Il est manifeste que cette dimension tragique que nous ressentions dans l’affaire Gladio n’apparaît guère dans la crise de la NSA, parce que le facteur humain y est beaucoup moins présent (Gladio travaillant avec du “matériel humain”, le NSA étant un univers essentiellement mécanique). Pour les faits, par contre, il y a équivalence d’ignorance des dirigeants politiques.

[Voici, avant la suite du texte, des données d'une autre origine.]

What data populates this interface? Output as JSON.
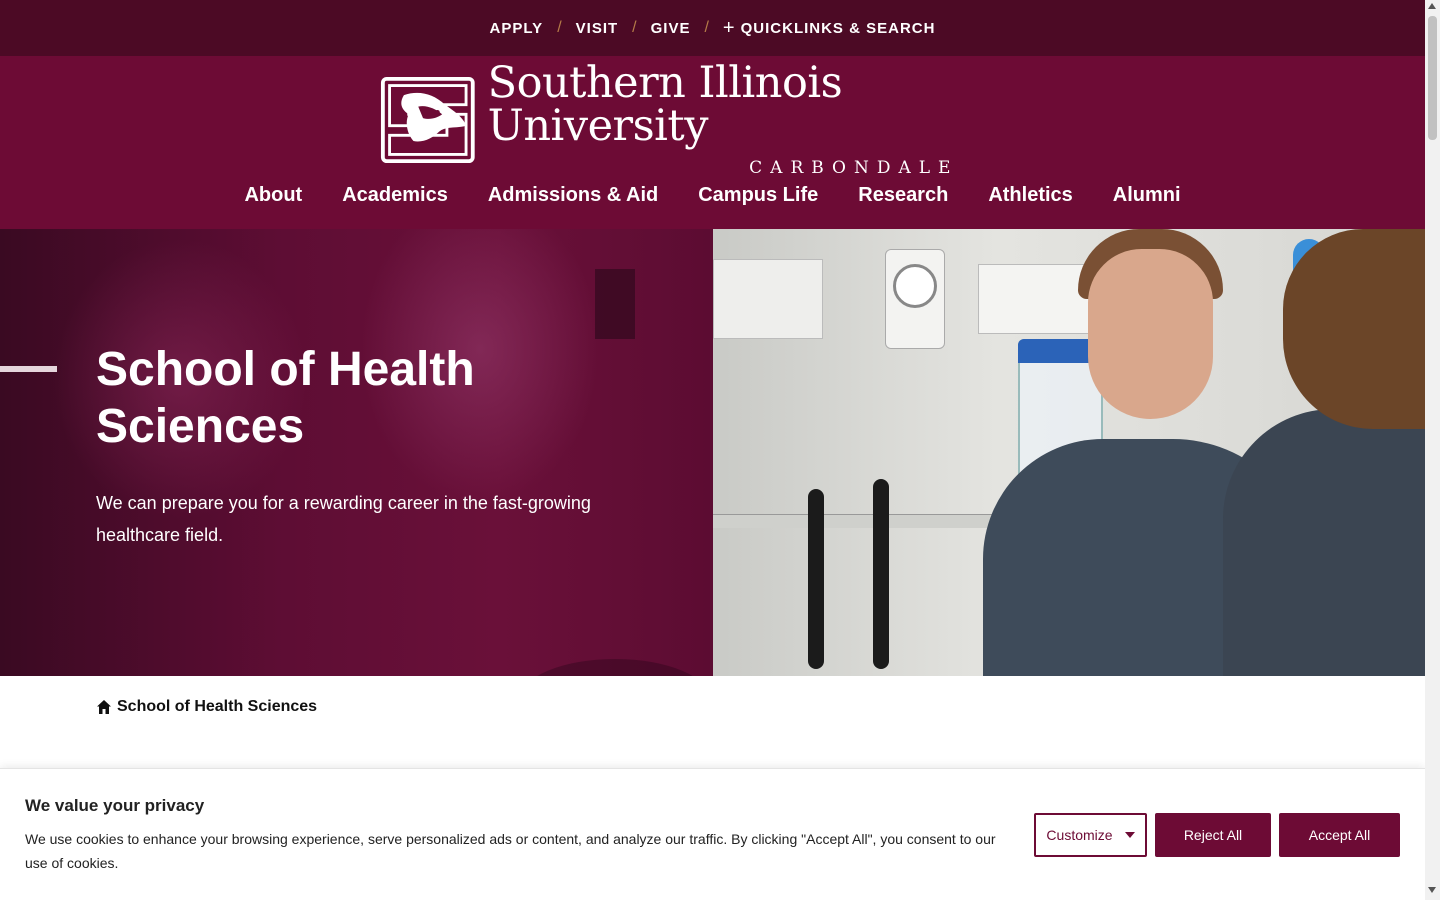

L’une des différences qui font de la NSA une crise durable et même infrastructurelle, au contraire de Gladio qui fut un scandale en 1990 mais redevint très vite une affaire semi-clandestine du point de vue de la communication, c’est justement la puissance aujourd’hui du système de la communication jouant dans ce cas à l’avantage des réseaux antiSystème. (Internet n’existait quasiment pas en 1990, lors des révélations d’Andreotti.) Une autre différence tient justement à cet aspect mécanique de la crise NSA, qui conduit à l’observation que l’activité de l’agence est inarrêtable au point où l’on est justifié de se demander si l’absence de contrôle (par ignorance, mais aussi par impuissance) du pouvoir politique n’est pas partagée (par simple impuissance pour ce cas) par les dirigeants de l’agence eux-mêmes. La crise NSA dure et met chaque jour en évidence la manipulation des directions politiques qu’implique l’activité de l’agence, parce que l’agence est complètement un monstre incontrôlable, une entité autonome même pour ses dirigeants nominaux, dont l’activité est systématique et sans aucune borne. Ce n’est pas le cas de Gladio qui répond à des sollicitations humaines selon les nécessités opérationnelles, et qui implique une organisation humaine spécifique pour chaque opération, là aussi nécessitant une intervention de contrôle de ses autorités clandestines.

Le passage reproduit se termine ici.